It’s been several months since I’ve posted here, because I’ve been facing some difficulty in my playing. I’ve had a great deal of pain at the joint where the thumb meets the hand. At first I thought it was tendonitis, but it seems more likely that it’s arthritis. The pain is coming from the angle at which I’m holding the shakuhachi, and from the excess pressure I’m using to grip it.
For the past few months, I’ve been working with a teacher of the Alexander Technique (who is also a recorder player, so is familiar with an instrument of this type) to try to figure out how to hold the flute in what Alexander called the “position of mechanical advantage.” This has made me rethink a lot of what I do with my body: not just my thumb and hand, but also my shoulder and how I breathe.
It’s become apparent that the pain in my thumb will most likely not go away if I continue as I was, so I have begun the frustrating path of learning to play with my right hand on top of the flute instead of on the bottom. This is a surprisingly difficult change, as all the muscle memory that has built up in two years of learning the instrument has to change. While the fingers still cover two holes, they do so at different angles, and they perform differently when playing.
At first, it was hard to play any notes because of leakages.
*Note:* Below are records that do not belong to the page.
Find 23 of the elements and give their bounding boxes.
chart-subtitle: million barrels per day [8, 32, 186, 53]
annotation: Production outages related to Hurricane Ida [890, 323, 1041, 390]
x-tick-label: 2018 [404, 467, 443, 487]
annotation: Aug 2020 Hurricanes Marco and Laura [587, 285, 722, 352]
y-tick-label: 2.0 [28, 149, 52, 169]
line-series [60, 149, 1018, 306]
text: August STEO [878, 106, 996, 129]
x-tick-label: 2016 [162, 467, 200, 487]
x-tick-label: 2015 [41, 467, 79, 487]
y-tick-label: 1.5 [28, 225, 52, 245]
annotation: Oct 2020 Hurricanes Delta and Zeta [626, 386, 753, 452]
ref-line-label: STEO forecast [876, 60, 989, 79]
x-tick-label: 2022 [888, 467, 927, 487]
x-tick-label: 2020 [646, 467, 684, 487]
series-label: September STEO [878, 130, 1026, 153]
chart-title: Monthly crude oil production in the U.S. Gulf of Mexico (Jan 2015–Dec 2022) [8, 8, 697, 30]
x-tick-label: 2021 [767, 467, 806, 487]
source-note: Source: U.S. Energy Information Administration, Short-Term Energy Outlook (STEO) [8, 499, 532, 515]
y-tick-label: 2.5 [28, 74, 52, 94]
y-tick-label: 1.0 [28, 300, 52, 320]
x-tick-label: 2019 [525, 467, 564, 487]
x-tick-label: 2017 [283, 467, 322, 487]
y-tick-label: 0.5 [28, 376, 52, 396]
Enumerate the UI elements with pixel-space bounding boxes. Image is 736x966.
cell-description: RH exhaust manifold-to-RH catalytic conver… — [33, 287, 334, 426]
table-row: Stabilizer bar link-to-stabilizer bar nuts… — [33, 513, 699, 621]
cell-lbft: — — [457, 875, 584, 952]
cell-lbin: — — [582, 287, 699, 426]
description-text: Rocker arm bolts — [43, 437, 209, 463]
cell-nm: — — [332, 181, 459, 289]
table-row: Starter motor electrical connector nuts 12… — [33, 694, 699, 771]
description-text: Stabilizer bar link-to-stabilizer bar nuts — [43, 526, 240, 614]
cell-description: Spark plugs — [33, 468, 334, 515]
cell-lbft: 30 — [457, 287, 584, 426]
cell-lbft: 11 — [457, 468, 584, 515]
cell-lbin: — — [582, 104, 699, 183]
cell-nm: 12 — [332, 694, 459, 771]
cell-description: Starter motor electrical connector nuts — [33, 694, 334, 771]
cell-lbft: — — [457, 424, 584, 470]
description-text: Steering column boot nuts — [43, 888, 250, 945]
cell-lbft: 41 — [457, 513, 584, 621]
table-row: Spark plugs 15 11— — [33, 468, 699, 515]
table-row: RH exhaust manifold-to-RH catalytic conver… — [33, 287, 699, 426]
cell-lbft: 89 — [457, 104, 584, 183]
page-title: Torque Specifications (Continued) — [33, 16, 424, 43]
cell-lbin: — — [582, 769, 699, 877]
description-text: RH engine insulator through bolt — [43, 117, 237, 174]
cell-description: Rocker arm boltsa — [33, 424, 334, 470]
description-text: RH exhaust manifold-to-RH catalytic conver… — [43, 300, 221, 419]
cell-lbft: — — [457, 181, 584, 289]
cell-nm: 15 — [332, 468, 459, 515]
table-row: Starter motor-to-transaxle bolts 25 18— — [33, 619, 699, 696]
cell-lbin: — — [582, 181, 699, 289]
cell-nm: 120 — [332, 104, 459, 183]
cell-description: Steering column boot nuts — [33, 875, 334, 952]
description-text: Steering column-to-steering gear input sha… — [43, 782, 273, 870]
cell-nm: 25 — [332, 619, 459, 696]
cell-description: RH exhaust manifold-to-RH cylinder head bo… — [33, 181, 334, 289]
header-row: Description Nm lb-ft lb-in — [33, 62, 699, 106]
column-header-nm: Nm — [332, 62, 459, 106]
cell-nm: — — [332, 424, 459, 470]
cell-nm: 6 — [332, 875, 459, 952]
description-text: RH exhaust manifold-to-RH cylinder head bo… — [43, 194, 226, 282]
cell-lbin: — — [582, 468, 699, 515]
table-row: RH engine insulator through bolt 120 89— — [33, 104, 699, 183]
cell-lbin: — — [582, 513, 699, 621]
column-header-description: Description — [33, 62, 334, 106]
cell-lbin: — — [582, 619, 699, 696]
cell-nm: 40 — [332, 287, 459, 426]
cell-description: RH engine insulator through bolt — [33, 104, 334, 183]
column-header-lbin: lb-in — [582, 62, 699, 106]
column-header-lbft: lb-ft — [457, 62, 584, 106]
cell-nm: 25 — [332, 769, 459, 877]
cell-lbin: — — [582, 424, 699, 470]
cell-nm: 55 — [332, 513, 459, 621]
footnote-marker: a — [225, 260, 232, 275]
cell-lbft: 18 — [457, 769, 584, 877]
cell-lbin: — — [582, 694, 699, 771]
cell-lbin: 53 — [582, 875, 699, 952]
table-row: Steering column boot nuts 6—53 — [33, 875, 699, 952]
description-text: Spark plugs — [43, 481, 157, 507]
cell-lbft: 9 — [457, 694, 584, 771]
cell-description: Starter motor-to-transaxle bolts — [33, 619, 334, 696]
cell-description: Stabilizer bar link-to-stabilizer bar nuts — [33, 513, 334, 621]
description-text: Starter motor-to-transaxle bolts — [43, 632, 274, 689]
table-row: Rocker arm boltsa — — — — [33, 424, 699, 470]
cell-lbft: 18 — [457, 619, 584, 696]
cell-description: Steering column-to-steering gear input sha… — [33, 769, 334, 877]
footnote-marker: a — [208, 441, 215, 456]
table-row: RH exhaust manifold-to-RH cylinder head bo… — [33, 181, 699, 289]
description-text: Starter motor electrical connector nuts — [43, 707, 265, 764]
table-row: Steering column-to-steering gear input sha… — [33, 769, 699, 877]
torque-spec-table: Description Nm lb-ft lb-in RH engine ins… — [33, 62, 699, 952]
I’ve gotten to the point now where I can play most notes without leakages (when my teacher tried switching hands, she couldn’t play very much either), and my fingers are getting used to their new positions.
One thing I’ve done to help hold the flute more comfortable is I’ve added a thumb rest. This was recommended by a number of players who have had thumb pain (which I have found is quite common). Some use a recorder thumb rest, which is a plastic device that clips onto the instrument. One person recommended tying a leather thong around the instrument. But my Alexander teacher made a suggestion that has proved to be the easiest: Blu-Tak.
Take a small piece of Blu-Tak and position it where it will provide support. It’s easy to move and place anywhere, it sticks to the flute without damaging it, and is easy to remove. Using a thumb rest means that the hand doesn’t grip as hard to hold the flute, which is a slippery piece of bamboo, reducing a bit of stress when playing.